Шрифт:
– Попробуйте, Порфирий Петрович.
– Не обидитесь?
– Не знаю.
– Ладно. Человек в отпуске может позволить себе и лишнее. Вы не хотите ответить на мой вопрос не потому, что считаете его опасным, а потому, что он поставил вас в глупое положение. Сказать: "Нет" - вам неудобно Ведь вы мужчина! А сказать: "Да, я мог его вышвырнуть, он этого заслужил" - вы тоже не можете, потому что получили определенное воспитание и не любите врать. Ведь вы не вышвырнули бы из окна Тихомирова, Игорь Анатольевич? А?
– Вы, кажется, проповедуете самосуд!
– Увы! Не имею права. Только уточняю факты.

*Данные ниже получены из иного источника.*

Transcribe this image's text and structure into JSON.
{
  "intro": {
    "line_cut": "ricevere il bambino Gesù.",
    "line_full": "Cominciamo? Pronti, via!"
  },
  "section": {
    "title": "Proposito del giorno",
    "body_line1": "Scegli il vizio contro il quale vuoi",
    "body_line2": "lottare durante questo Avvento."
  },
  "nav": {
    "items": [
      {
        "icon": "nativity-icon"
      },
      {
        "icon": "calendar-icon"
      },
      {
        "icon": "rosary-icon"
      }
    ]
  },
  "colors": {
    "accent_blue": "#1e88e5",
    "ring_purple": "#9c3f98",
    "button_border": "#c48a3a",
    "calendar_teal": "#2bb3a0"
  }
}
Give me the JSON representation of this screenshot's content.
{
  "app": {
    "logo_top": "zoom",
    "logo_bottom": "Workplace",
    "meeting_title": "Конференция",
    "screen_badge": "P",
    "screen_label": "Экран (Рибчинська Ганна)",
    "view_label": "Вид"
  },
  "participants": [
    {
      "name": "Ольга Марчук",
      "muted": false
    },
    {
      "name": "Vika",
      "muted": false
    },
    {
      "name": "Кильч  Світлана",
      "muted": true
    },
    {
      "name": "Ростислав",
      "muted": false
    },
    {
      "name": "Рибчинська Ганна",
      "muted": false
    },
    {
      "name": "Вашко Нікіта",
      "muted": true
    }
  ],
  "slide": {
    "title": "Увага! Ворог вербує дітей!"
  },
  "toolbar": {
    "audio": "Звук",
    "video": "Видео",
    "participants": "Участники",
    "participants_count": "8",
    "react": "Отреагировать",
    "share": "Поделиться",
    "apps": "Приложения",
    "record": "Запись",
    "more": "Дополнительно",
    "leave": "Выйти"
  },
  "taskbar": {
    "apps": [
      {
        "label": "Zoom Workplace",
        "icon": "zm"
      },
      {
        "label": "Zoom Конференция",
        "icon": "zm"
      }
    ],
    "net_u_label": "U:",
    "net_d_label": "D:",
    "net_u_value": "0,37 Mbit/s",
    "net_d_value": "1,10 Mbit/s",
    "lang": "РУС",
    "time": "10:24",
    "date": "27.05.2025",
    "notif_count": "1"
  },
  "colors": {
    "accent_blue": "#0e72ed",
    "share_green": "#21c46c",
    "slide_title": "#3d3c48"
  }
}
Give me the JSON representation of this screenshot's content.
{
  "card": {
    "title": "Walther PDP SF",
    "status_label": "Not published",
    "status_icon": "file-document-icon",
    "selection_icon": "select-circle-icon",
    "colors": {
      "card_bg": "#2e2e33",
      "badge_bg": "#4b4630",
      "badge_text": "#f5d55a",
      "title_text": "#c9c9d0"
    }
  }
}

– Это не факты, а предположения. Что бы я мог сделать, если бы... Хорошо, если вас это интересует... Я бы в самом деле не стал его убивать. Не так воспитан, как вы проницательно заметили.
– Польщен. Но какого же черта вы делали у Тихомирова ночью, после защиты? Зачем вы поехали туда?
– Когда?
– В то самое время, когда, по вашему первому алиби, вы сидели здесь, а по второму - еще ничего не ведали об украденных записях?
– Ну, знаете...
– Знаю.
– Что вы знаете?
– Что вы были там.
– Это неправда!
– Правда, Игорь Анатольевич, правда, - сказал Мазин тихо.
– Откуда вы знаете?
– спросил Рождественский тоже негромко.
– Около двенадцати ночи вашу машину видели возле дома, причем не на стоянке, а возле автобусной остановки, в стороне.
Удивительно, но Мазину показалось, что Рождественский обрадовался:
– Но меня-то не видели!
Мазин подумал:
– Нет.
– И не могли видеть, потому что я был здесь.
– Тут имеется небольшая неувязка, вы правы, но ведь на машине нетрудно создать видимость совпадения сроков. Каких-нибудь пятнадцать минут - и вы там. Еще пятнадцать - и вы здесь.
– Остроумно. Если вы только не выдумали насчет машины.
– Нет, не выдумал.
– А кто ее видел?
– Машину видел квартирант вашего сторожа. Прокофьича.
– Я с ним не знаком.
– Возможно, но он узнал чертика.
– И только?
– Деталь характерная.
– И, по-вашему, это может считаться доказательством? Меня он не видел, номера машины не знает... Ведь не знает?
– Не знает...
– Тем более! Ему показался знакомым чертик. Я, разумеется, не эрудит в юридических науках, но, по-моему, это слабовато.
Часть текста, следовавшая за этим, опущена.